32bit Vs 64bit OS

Kwan Lowe kwan at digitalhermit.com
Fri Jun 18 13:00:41 UTC 2010


On Thu, Jun 17, 2010 at 9:28 PM, Monty wig <montywig at gmail.com> wrote:
> Hi Gurus,
>
> Can someone please point me the right direction on the difference between
> 32bit and 64bit OS?

For almost all situations, I don't see any benefit to staying with
32-bit on servers. There's apparently a narrow case for 32-bit on the
desktop for some specific applications, but my laptop is 64-bit.

As mentioned, the main advantage of 64-bit is address space.
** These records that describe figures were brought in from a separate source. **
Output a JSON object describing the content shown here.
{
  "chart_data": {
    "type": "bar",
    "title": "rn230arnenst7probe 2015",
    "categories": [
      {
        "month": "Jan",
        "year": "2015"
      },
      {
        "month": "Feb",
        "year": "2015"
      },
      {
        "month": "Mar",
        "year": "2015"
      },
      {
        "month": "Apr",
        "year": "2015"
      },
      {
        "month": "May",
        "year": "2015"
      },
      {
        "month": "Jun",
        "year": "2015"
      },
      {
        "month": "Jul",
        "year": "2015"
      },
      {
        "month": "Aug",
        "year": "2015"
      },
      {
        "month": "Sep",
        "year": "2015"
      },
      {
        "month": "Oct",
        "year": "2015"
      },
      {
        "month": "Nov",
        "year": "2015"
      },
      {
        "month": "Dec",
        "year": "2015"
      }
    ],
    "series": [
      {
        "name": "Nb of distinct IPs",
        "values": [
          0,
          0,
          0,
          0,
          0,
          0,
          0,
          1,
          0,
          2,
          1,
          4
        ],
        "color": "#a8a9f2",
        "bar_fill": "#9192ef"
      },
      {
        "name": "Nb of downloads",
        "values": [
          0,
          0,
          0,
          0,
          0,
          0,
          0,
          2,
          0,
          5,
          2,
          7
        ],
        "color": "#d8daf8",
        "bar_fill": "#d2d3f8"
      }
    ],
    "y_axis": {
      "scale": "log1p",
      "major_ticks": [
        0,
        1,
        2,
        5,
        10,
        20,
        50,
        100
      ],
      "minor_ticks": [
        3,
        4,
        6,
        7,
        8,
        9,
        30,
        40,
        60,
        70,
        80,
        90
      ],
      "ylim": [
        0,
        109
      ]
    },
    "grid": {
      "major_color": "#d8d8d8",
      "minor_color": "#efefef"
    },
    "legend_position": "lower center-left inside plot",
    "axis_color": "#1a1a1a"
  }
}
You can
access a heckuva lot more memory without tricks than you can with
32-bit. Keep in mind that this is *per process* memory also. With a
32-bit PAE kernel, the OS can access 64G (or thereabouts, I forget the
exact  number) but each process is still limited to 3G.  The PAE
kernel is/was necessary for certain legacy applications. With 64-bits
you don't have this limitation.

The areas where 64-bit apps is not a good idea is on some
applications, in particular Java-based apps. This hopefully will
change, but running a 64-bit JVM will require lots more memory and
even code changes because of how Java manages heap/memory. The common
practice is to run 32-bit JVMs on top of a 64-bit OS. But to repeat,
this is regarding the application rather than the kernel.